St. Stephan’s Cathedral or Stephansdom is Passau’s most famous icon and stands at the highest point of the old town. In 1662 the cathedral was burnt down in The Great Fire and was then rebuilt in Baroque style by Italian architect Carlo Lurago.
The Stephansdom is also home to Europe’s largest cathedral organ, which is made with over 17,000 organ pipes! There is a organ concert every day at midday, which I still need to go and see.
Next to the Stephansdom is the New Residence building (completed in 1730) which served as the palace of the prince bishops. The building was connected to Stephansdom, allowing the bishop to walk from his apartment right into the cathedral.

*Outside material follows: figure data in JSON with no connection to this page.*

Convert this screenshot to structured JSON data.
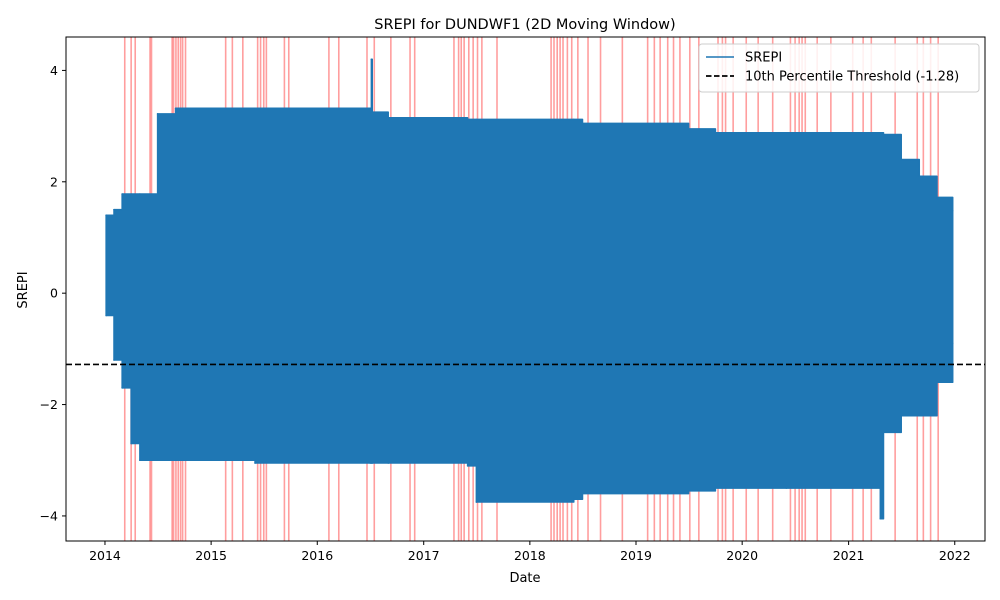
{
  "chart_data": {
    "type": "line",
    "title": "SREPI for DUNDWF1 (2D Moving Window)",
    "xlabel": "Date",
    "ylabel": "SREPI",
    "xlim": [
      "2013-08-20",
      "2022-04-15"
    ],
    "ylim": [
      -4.45,
      4.6
    ],
    "x_ticks": [
      "2014",
      "2015",
      "2016",
      "2017",
      "2018",
      "2019",
      "2020",
      "2021",
      "2022"
    ],
    "y_ticks": [
      -4,
      -2,
      0,
      2,
      4
    ],
    "y_tick_labels": [
      "−4",
      "−2",
      "0",
      "2",
      "4"
    ],
    "grid": false,
    "legend_position": "top-right",
    "colors": {
      "series": "#1f77b4",
      "threshold": "#000000",
      "drought_shading": "#ff0000"
    },
    "series": [
      {
        "name": "SREPI",
        "envelope": [
          {
            "date": "2014-01-05",
            "min": -0.4,
            "max": 1.4
          },
          {
            "date": "2014-02-01",
            "min": -1.2,
            "max": 1.5
          },
          {
            "date": "2014-03-01",
            "min": -1.7,
            "max": 1.78
          },
          {
            "date": "2014-04-01",
            "min": -2.7,
            "max": 1.78
          },
          {
            "date": "2014-05-01",
            "min": -3.0,
            "max": 1.78
          },
          {
            "date": "2014-07-01",
            "min": -3.0,
            "max": 3.22
          },
          {
            "date": "2014-09-01",
            "min": -3.0,
            "max": 3.32
          },
          {
            "date": "2015-01-01",
            "min": -3.0,
            "max": 3.32
          },
          {
            "date": "2015-06-01",
            "min": -3.05,
            "max": 3.32
          },
          {
            "date": "2016-07-01",
            "min": -3.05,
            "max": 3.32
          },
          {
            "date": "2016-07-05",
            "min": -3.05,
            "max": 4.2
          },
          {
            "date": "2016-07-08",
            "min": -3.05,
            "max": 3.25
          },
          {
            "date": "2016-09-01",
            "min": -3.05,
            "max": 3.15
          },
          {
            "date": "2017-06-01",
            "min": -3.1,
            "max": 3.12
          },
          {
            "date": "2017-07-01",
            "min": -3.75,
            "max": 3.12
          },
          {
            "date": "2018-06-01",
            "min": -3.7,
            "max": 3.12
          },
          {
            "date": "2018-07-01",
            "min": -3.6,
            "max": 3.05
          },
          {
            "date": "2019-07-01",
            "min": -3.55,
            "max": 2.95
          },
          {
            "date": "2019-10-01",
            "min": -3.5,
            "max": 2.88
          },
          {
            "date": "2020-06-01",
            "min": -3.5,
            "max": 2.88
          },
          {
            "date": "2021-04-20",
            "min": -4.05,
            "max": 2.88
          },
          {
            "date": "2021-05-01",
            "min": -2.5,
            "max": 2.85
          },
          {
            "date": "2021-07-01",
            "min": -2.2,
            "max": 2.4
          },
          {
            "date": "2021-09-01",
            "min": -2.2,
            "max": 2.1
          },
          {
            "date": "2021-11-01",
            "min": -1.6,
            "max": 1.72
          },
          {
            "date": "2021-12-25",
            "min": -0.9,
            "max": 1.48
          }
        ]
      },
      {
        "name": "10th Percentile Threshold (-1.28)",
        "type": "hline",
        "y": -1.28,
        "style": "dashed"
      }
    ],
    "drought_events": [
      "2014-03-10",
      "2014-04-01",
      "2014-04-15",
      "2014-06-05",
      "2014-06-10",
      "2014-08-20",
      "2014-08-25",
      "2014-09-02",
      "2014-09-10",
      "2014-09-18",
      "2014-09-25",
      "2014-10-05",
      "2015-02-20",
      "2015-03-15",
      "2015-04-20",
      "2015-06-10",
      "2015-06-20",
      "2015-07-01",
      "2015-07-10",
      "2015-09-10",
      "2015-09-25",
      "2016-02-10",
      "2016-03-15",
      "2016-06-20",
      "2016-07-15",
      "2016-09-10",
      "2016-11-15",
      "2016-12-01",
      "2017-04-15",
      "2017-05-01",
      "2017-05-10",
      "2017-05-20",
      "2017-06-05",
      "2017-06-20",
      "2017-07-05",
      "2017-07-20",
      "2017-09-10",
      "2018-03-15",
      "2018-03-25",
      "2018-04-05",
      "2018-04-15",
      "2018-04-25",
      "2018-05-10",
      "2018-05-25",
      "2018-06-15",
      "2018-07-20",
      "2018-09-01",
      "2018-11-15",
      "2019-02-10",
      "2019-03-05",
      "2019-03-25",
      "2019-04-20",
      "2019-05-10",
      "2019-06-01",
      "2019-07-05",
      "2019-08-05",
      "2019-10-10",
      "2019-10-25",
      "2019-11-05",
      "2019-12-01",
      "2020-01-15",
      "2020-02-25",
      "2020-04-15",
      "2020-06-15",
      "2020-07-01",
      "2020-07-15",
      "2020-07-25",
      "2020-08-05",
      "2020-09-15",
      "2020-11-01",
      "2021-01-15",
      "2021-02-20",
      "2021-03-20",
      "2021-06-10",
      "2021-08-25",
      "2021-09-15",
      "2021-10-10",
      "2021-11-05"
    ]
  }
}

The Passau Rathaus or Town Hall stands next to the Donau river and was built in neo-Gothic style in 1892. The square in front of the town hall (Rathausplatz) used to be a fish market.

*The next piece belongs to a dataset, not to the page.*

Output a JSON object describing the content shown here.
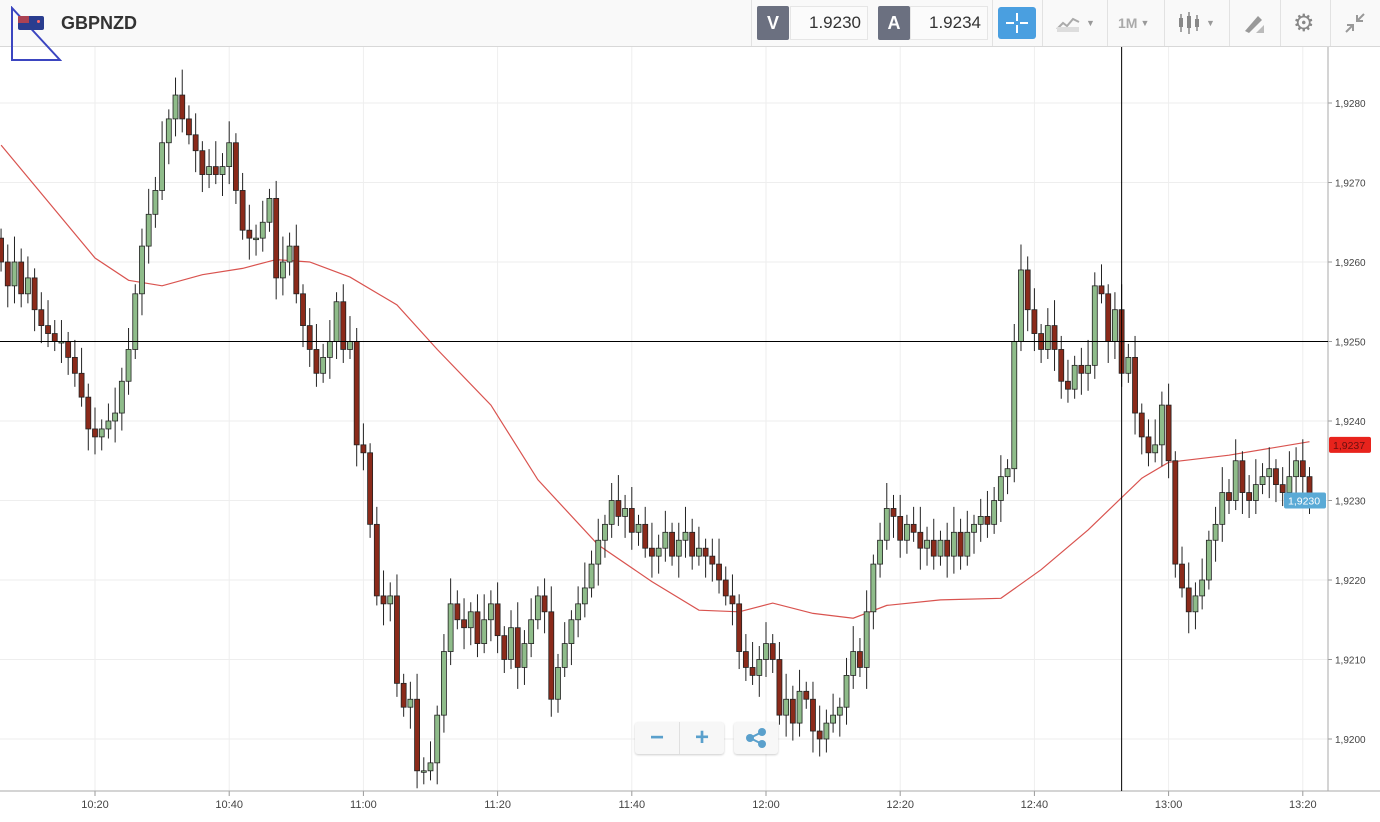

From the Rathausplatz runs the famous street Höllgasse, also known as the Art Alley. The cobblestones are painted red and white and lead you to local artists’ galleries and workshops.

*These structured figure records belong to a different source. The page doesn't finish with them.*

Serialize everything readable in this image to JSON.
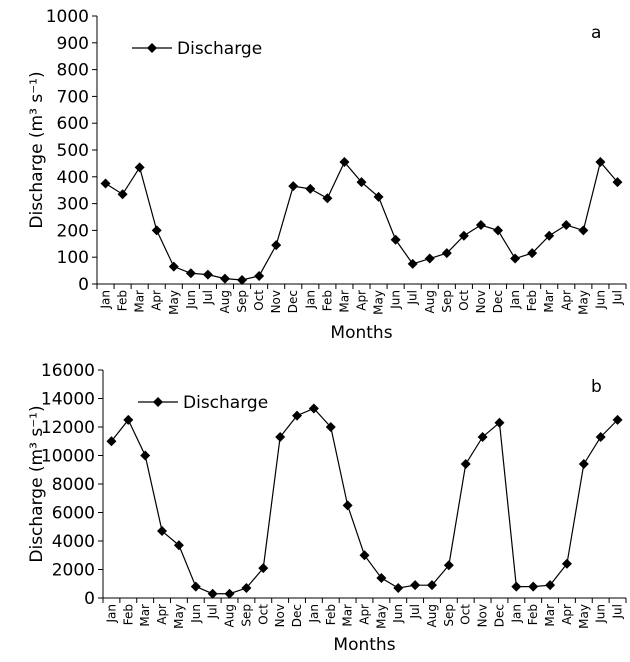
{
  "chart_data": [
    {
      "type": "line",
      "annotation": "a",
      "y_label": "Discharge (m³ s⁻¹)",
      "x_label": "Months",
      "categories": [
        "Jan",
        "Feb",
        "Mar",
        "Apr",
        "May",
        "Jun",
        "Jul",
        "Aug",
        "Sep",
        "Oct",
        "Nov",
        "Dec",
        "Jan",
        "Feb",
        "Mar",
        "Apr",
        "May",
        "Jun",
        "Jul",
        "Aug",
        "Sep",
        "Oct",
        "Nov",
        "Dec",
        "Jan",
        "Feb",
        "Mar",
        "Apr",
        "May",
        "Jun",
        "Jul"
      ],
      "series": [
        {
          "name": "Discharge",
          "color": "#000000",
          "values": [
            375,
            335,
            435,
            200,
            65,
            40,
            35,
            20,
            15,
            30,
            145,
            365,
            355,
            320,
            455,
            380,
            325,
            165,
            75,
            95,
            115,
            180,
            220,
            200,
            95,
            115,
            180,
            220,
            200,
            455,
            380
          ]
        }
      ],
      "ylim": [
        0,
        1000
      ],
      "yticks": [
        0,
        100,
        200,
        300,
        400,
        500,
        600,
        700,
        800,
        900,
        1000
      ],
      "legend": "upper-left"
    },
    {
      "type": "line",
      "annotation": "b",
      "y_label": "Discharge (m³ s⁻¹)",
      "x_label": "Months",
      "categories": [
        "Jan",
        "Feb",
        "Mar",
        "Apr",
        "May",
        "Jun",
        "Jul",
        "Aug",
        "Sep",
        "Oct",
        "Nov",
        "Dec",
        "Jan",
        "Feb",
        "Mar",
        "Apr",
        "May",
        "Jun",
        "Jul",
        "Aug",
        "Sep",
        "Oct",
        "Nov",
        "Dec",
        "Jan",
        "Feb",
        "Mar",
        "Apr",
        "May",
        "Jun",
        "Jul"
      ],
      "series": [
        {
          "name": "Discharge",
          "color": "#000000",
          "values": [
            11000,
            12500,
            10000,
            4700,
            3700,
            800,
            300,
            300,
            700,
            2100,
            11300,
            12800,
            13300,
            12000,
            6500,
            3000,
            1400,
            700,
            900,
            900,
            2300,
            9400,
            11300,
            12300,
            800,
            800,
            900,
            2400,
            9400,
            11300,
            12500
          ]
        }
      ],
      "ylim": [
        0,
        16000
      ],
      "yticks": [
        0,
        2000,
        4000,
        6000,
        8000,
        10000,
        12000,
        14000,
        16000
      ],
      "legend": "upper-left"
    }
  ]
}
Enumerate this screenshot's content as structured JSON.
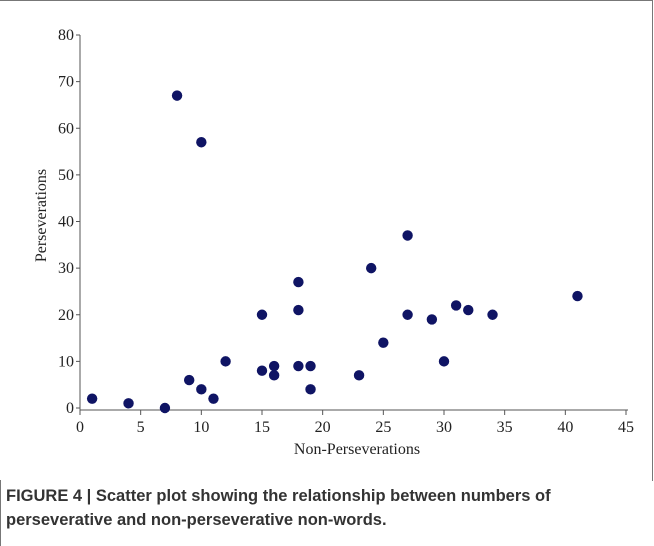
{
  "caption": {
    "text": "FIGURE 4 | Scatter plot showing the relationship between numbers of perseverative and non-perseverative non-words."
  },
  "chart_data": {
    "type": "scatter",
    "xlabel": "Non-Perseverations",
    "ylabel": "Perseverations",
    "xlim": [
      0,
      45
    ],
    "ylim": [
      0,
      80
    ],
    "x_ticks": [
      0,
      5,
      10,
      15,
      20,
      25,
      30,
      35,
      40,
      45
    ],
    "y_ticks": [
      0,
      10,
      20,
      30,
      40,
      50,
      60,
      70,
      80
    ],
    "grid": false,
    "color": "#0f1464",
    "points": [
      {
        "x": 1,
        "y": 2
      },
      {
        "x": 4,
        "y": 1
      },
      {
        "x": 7,
        "y": 0
      },
      {
        "x": 8,
        "y": 67
      },
      {
        "x": 9,
        "y": 6
      },
      {
        "x": 10,
        "y": 57
      },
      {
        "x": 10,
        "y": 4
      },
      {
        "x": 11,
        "y": 2
      },
      {
        "x": 12,
        "y": 10
      },
      {
        "x": 15,
        "y": 20
      },
      {
        "x": 15,
        "y": 8
      },
      {
        "x": 16,
        "y": 9
      },
      {
        "x": 16,
        "y": 7
      },
      {
        "x": 18,
        "y": 27
      },
      {
        "x": 18,
        "y": 21
      },
      {
        "x": 18,
        "y": 9
      },
      {
        "x": 19,
        "y": 9
      },
      {
        "x": 19,
        "y": 4
      },
      {
        "x": 23,
        "y": 7
      },
      {
        "x": 24,
        "y": 30
      },
      {
        "x": 25,
        "y": 14
      },
      {
        "x": 27,
        "y": 37
      },
      {
        "x": 27,
        "y": 20
      },
      {
        "x": 29,
        "y": 19
      },
      {
        "x": 30,
        "y": 10
      },
      {
        "x": 31,
        "y": 22
      },
      {
        "x": 32,
        "y": 21
      },
      {
        "x": 34,
        "y": 20
      },
      {
        "x": 41,
        "y": 24
      }
    ]
  }
}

The Höllgasse also intersects with the Kleine Messergasse or Little Knife Alley which commemorates the craft of bladesmith, which was native to Passau. Daggers and swords branded with the Passau Wolf were renowned for its fine quality until the 18th century.
St. Paul’s church was also built in Baroque style and stands next to the Paulusbogan or Arch of Paul, which is the oldest of the five extant gates into the city.
The fortress Veste Oberhaus was built in 1219 by the Prince Bishops of Passau so that they could control commerce across the rivers. Today it is a large museum, youth hostel and restaurant with an amazing view over the city.
The Veste Oberhaus museum showcases a lot of exhibits, one of them is called ‘White Gold’ and shows Passau’s position as the most important salt trading city in the Bavarian region in olden times.
Opposite the Veste Oberhaus in the Innstadt is the Mariahilf monastery (1627). The Pilgrims’ Stairs lead up to the Mariahilf, where pilgrims pray as they climb the 321 steps to the top. The pilgrimage church of Mariahilf became famous throughout Germany in 1683 after Emperor Leopold the First prayed there for victory over Turkish forces who had besieged Vienna.
Aside from all of the historic buildings and views, Passau is also famous for its university. Out of the Passau town population of around 50,000, about 11,000 of them are students at the University of Passau. The university is most well known for its Computer Science, Law and Cultural Studies departments.
So, did you enjoy the grand tour of Passau?
Is this somewhere you would like to visit?